Always the success story, O'Malley had to shed a sense of failure to discover that she liked her new role as lawyer-for-hire. "As soon as I had my first child [she now has three boys, ages 8, 7, and 5], it all clicked." Suddenly she was one of the few female lawyers she knew with a good work/family balance. She didn't have to worry about office gossip or politics, and she soon started getting business from companies like Google.
O'Malley loved Google, where she worked on the acquisition of its "street views" technology. At the same time, she slowly grew her practice by taking on other lawyers seeking project-based work. In 2007, Google offered her a full-time position. It was the kind of job she would have ached for earlier in her career; now, she realized, she had more to gain with her own firm than she did with the world's hottest company. "Do I take a bet on Google stock, or do I take a bet on my own stock? I just said, 'Eff it, I've got to give this thing a chance.'"
O'Malley's next move was to reinvent her job -- and her industry. She focused on two trends: first, the need to keep headcount down; second, the large number of top-flight female lawyers who were quitting because they couldn't balance work and family life. Though the percentage of women in law school has hovered close to 50% since the mid-1980s, only 15% of equity partners in firms are women. So O'Malley refocused her company, Paragon Legal, on placing former in-house counsels -- usually women -- inside companies on a project basis. "In reinventing myself," O'Malley, now 38, says, "I am also reinventing a very broken industry."

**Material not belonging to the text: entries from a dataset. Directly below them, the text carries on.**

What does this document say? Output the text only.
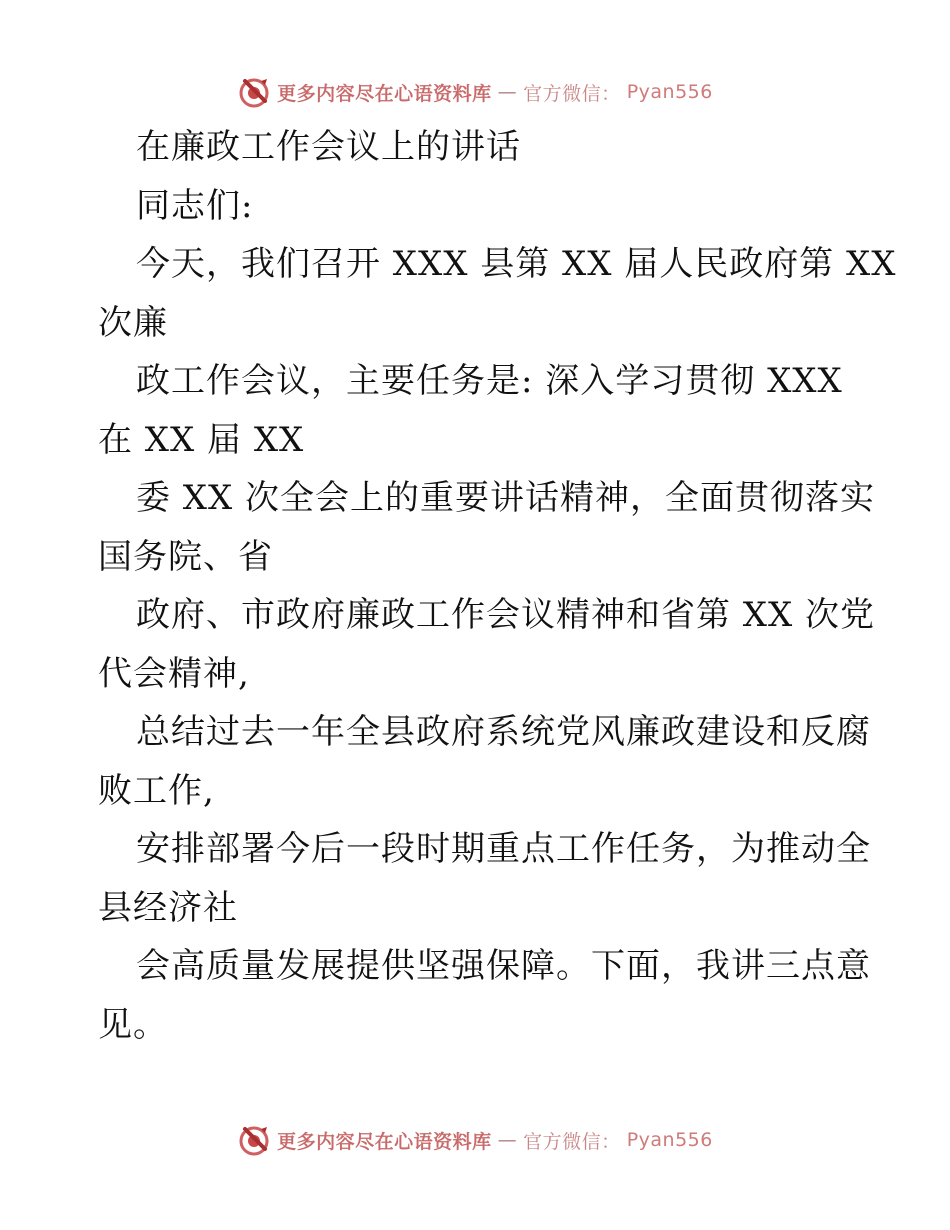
更多内容尽在心语资料库 — 官方微信： Pyan556
在廉政工作会议上的讲话
同志们:
今天，我们召开 XXX 县第 XX 届人民政府第 XX
次廉
政工作会议，主要任务是: 深入学习贯彻 XXX
在 XX 届 XX
委 XX 次全会上的重要讲话精神，全面贯彻落实
国务院、省
政府、市政府廉政工作会议精神和省第 XX 次党
代会精神,
总结过去一年全县政府系统党风廉政建设和反腐
败工作,
安排部署今后一段时期重点工作任务，为推动全
县经济社
会高质量发展提供坚强保障。下面，我讲三点意
见。
更多内容尽在心语资料库 — 官方微信： Pyan556
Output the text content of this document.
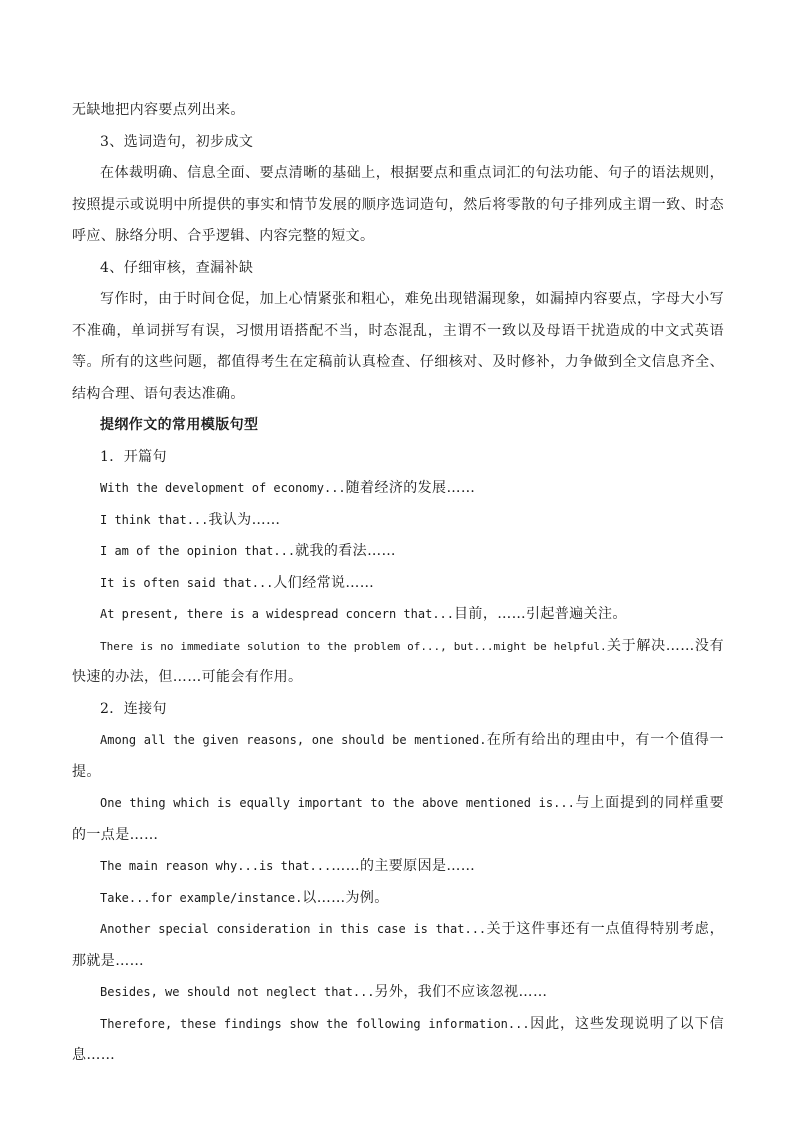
无缺地把内容要点列出来。

3、选词造句，初步成文

在体裁明确、信息全面、要点清晰的基础上，根据要点和重点词汇的句法功能、句子的语法规则，按照提示或说明中所提供的事实和情节发展的顺序选词造句，然后将零散的句子排列成主谓一致、时态呼应、脉络分明、合乎逻辑、内容完整的短文。

4、仔细审核，查漏补缺

写作时，由于时间仓促，加上心情紧张和粗心，难免出现错漏现象，如漏掉内容要点，字母大小写不准确，单词拼写有误，习惯用语搭配不当，时态混乱，主谓不一致以及母语干扰造成的中文式英语等。所有的这些问题，都值得考生在定稿前认真检查、仔细核对、及时修补，力争做到全文信息齐全、结构合理、语句表达准确。

提纲作文的常用模版句型

1．开篇句

With the development of economy...随着经济的发展……

I think that...我认为……

I am of the opinion that...就我的看法……

It is often said that...人们经常说……

At present, there is a widespread concern that...目前，……引起普遍关注。

There is no immediate solution to the problem of..., but...might be helpful.关于解决……没有快速的办法，但……可能会有作用。

2．连接句

Among all the given reasons, one should be mentioned.在所有给出的理由中，有一个值得一提。

One thing which is equally important to the above mentioned is...与上面提到的同样重要的一点是……

The main reason why...is that...……的主要原因是……

Take...for example/instance.以……为例。

Another special consideration in this case is that...关于这件事还有一点值得特别考虑，那就是……

Besides, we should not neglect that...另外，我们不应该忽视……

Therefore, these findings show the following information...因此，这些发现说明了以下信息……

Today Paragon has more than 60 lawyers, 85% of whom are women with school-age kids. Yes, they have given up partnership and stock options. But they're still billing at close to $200 an hour, getting health insurance, and working for the likes of LinkedIn, Yahoo, and Salesforce.com. Billings will hit $8 million this year.
"When someone asks what I do," she says, "I say I started Paragon because I wanted to spend time with my kids. The conversation ends in tears, because their kid is at daycare. I tell people to have a goal for how they're going to change their life; be creative, because the business world does not prioritize building strong families."